Cryptocurrency investment products hit a record $4.4 billion inflow last week, led by Ethereum ETPs breaking 2024 totals amid Bitcoin’s rally past $120K, pushing total crypto assets over $220 billion.
Crypto exchange-traded products (ETPs) rallied strongly last week, attracting a record $4.4 billion in inflows, marking the 14th straight week of gains for the sector. This surge pushed the total assets under management (AUM) past a historic $220 billion, underscoring a powerful growth phase for cryptocurrency investments globally.
Bitcoin briefly soared beyond $122,000 midweek before easing to close near $120,000, reinforcing its dominance while driving investor enthusiasm.
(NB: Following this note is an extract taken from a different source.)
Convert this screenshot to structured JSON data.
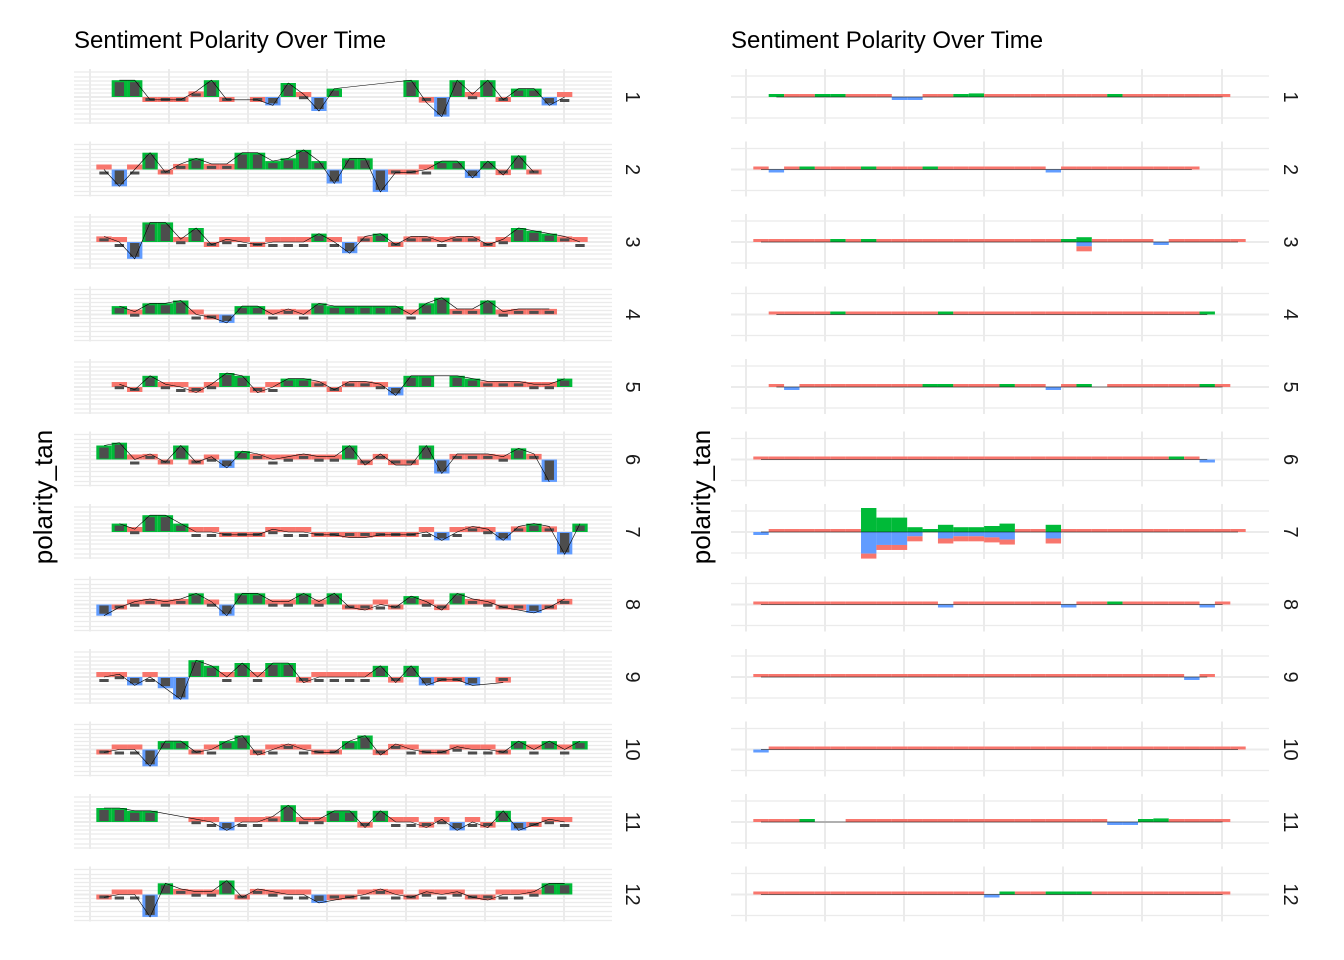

This dynamic market backdrop helped crypto ETPs reach year-to-date inflows totaling an unprecedented $27 billion, setting new performance standards for 2025.
Ether ETPs Outpace 2024 — Setting New Benchmarks
Ethereum-based products eclipsed expectations, with total inflows for 2025 already exceeding last year’s full-year $6.2 billion at a fresh $6.2 billion mark. The past week alone registered $2.12 billion inflows, more than double any previous record in the sector, signaling fierce investor confidence. Ethereum prices broke above $3,500 for the first time since early January, rebounding sharply from a low near $1,500 in April.
These inflows represent about 23% of Ethereum’s total AUM, a striking indicator of intense capital rotation toward ETH assets. Such momentum reflects a broader sentiment shift as investors expand beyond Bitcoin to capitalize on Ethereum’s evolving ecosystem and growing DeFi activity.
Bitcoin Resilience Amid Ether’s Ascendancy
Bitcoin ETPs maintained robust demand, accounting for approximately half of all crypto inflows last week with $2.2 billion entering Bitcoin-linked products. This resilience helped stabilize the market even as some altcoins experienced minor fluctuations.
While Ether’s explosion grabbed headlines, Bitcoin’s strategic role remains strong. It commanded 84% of the crypto ETP inflows during the first half of 2025, supporting its leadership in institutional portfolios.
Minor outflows affected certain U.S.-based issuers but overall liquidity and investment appetite in crypto markets remain vigorous. Leading funds like BlackRock’s iShares and Fidelity attracted billions, signaling sustained confidence from established financial institutions.